The restaurant, itself, looks like a polished ski lodge. Although situated on the water, there are few seats that can appreciate the view.
Minibar, on the other hand, knows no restraint. For two and a half hours, a pair of Andres’ chefs stands before you serving up whatever his and their imaginations could come up with. The food is delicious, but you’re there for the ride. Maybe it’s Andres’ Spanish influence or the fact that the group I was with that night took up all six seats at the sushi bar-like restaurant -- or the ass jokes Peter Falk and I were making -- but the evening and the restaurant was much more lively than Noma. Our group was talking and laughing. The chefs were talking and laughing. It was hardly a staid evening.
Whether it’s my taste in restaurants or the experiences I had, but it’s only Minibar that I’m eager to return to. Noma was nice, but Minibar was an experience.
Now, I took no pictures of the food. I’m uncomfortable doing so, particularly at Minibar when the chefs are four feet from you, but after watching a discussion between Tony Bourdain and David Chang on the subject, I decided it’s best to enjoy the food and tell the story.
I will, however, share the menus:

Minibar:
Munchies: Pisco Sour; Beet “Tumbleweed”; Olive Oil “Bon-Bon”; “Mojito”; “Bagels and Lox”; Blue Cheese and Almond; “Dragon’s Breath” Popcorn; “Cornbread”; Boneless Chicken Wing; Steamed Brioche Bun with Caviar; Cotton Candy Eel.

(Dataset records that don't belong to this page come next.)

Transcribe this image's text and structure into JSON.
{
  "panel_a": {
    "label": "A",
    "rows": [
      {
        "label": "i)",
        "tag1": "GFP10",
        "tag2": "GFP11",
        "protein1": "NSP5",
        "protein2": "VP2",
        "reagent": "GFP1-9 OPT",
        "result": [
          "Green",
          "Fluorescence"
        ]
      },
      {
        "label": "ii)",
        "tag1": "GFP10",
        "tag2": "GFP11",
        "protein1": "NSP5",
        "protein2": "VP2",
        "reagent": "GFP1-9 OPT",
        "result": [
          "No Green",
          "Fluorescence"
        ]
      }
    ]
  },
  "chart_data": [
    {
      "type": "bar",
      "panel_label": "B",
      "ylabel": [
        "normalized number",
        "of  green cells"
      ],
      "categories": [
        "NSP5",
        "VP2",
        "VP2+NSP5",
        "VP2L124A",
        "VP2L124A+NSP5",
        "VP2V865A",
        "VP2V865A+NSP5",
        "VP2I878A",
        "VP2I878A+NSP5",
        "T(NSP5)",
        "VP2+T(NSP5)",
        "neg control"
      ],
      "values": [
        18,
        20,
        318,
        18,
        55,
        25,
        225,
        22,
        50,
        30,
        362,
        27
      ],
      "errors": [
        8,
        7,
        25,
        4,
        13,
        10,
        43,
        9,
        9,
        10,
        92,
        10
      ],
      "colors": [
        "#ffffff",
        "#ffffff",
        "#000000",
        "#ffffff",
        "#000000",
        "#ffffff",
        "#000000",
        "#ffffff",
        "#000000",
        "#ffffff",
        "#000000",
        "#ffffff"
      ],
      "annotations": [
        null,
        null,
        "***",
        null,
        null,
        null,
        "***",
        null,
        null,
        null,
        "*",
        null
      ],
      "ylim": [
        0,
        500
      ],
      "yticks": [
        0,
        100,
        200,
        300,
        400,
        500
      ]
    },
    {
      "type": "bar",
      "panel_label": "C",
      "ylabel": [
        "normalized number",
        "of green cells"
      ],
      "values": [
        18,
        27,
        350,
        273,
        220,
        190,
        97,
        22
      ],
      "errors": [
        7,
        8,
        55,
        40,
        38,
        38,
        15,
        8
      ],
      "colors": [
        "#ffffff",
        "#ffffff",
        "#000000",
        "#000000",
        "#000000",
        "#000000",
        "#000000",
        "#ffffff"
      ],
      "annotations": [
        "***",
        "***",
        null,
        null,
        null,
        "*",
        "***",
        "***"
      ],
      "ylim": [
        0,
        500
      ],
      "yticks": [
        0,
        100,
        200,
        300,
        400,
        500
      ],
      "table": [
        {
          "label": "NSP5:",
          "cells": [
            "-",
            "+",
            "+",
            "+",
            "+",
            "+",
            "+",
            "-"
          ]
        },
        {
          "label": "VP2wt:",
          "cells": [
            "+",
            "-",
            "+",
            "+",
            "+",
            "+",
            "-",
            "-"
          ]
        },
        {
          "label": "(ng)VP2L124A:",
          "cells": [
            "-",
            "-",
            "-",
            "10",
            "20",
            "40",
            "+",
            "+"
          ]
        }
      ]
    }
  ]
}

Flavors & Textures: “Sun Dried” Tomato Salad; Zucchini in Textures; “Caesar Salad”; Parmesan “Egg” with Migas; “Guacamole”; Salmon Pineapple “Ravioli” with Crispy Quinoa; Smoked Oysters with Apples and Juniper; New England Clam Chowder; Breaded Cigala with Sea Salad; “Philly Cheesesteak.”

Pre-Dessert: Kumquats & Pumpkin Seed Oil

Dessert: Frozen Yogurt and Honey; Thai Dessert.

Sweet Endings: Chocolate Covered Corn Nuts; Mango Box; Saffron Gumdrop with Edible Wrapper.

Noma:
Amuse-Bouche: Smoked Quail Egg; Rye Bread, Chicken Skin and Smoked Cheese; Carrots, Soil and Herbs; Toast, Herbs, Cod Fish Roe and Apple Vinegar.

Main Courses: Razor Clams and Parsley, Dill and Mussel Juice; Cauliflower and Elderberry Capers, Fresh Cheese and Brown Butter Sauce; Radishes from Lammefjorden, Sea Weed and Egg Yolk; Marrow and Pickled Vegetables, Herbs and Bouillon; Short Rib of Beef and Roses, Beets and Malt; Snowman from Lammefjorden; Caramelized Milk and Yogurt, Golden Sorrel and Rape Seed Oil.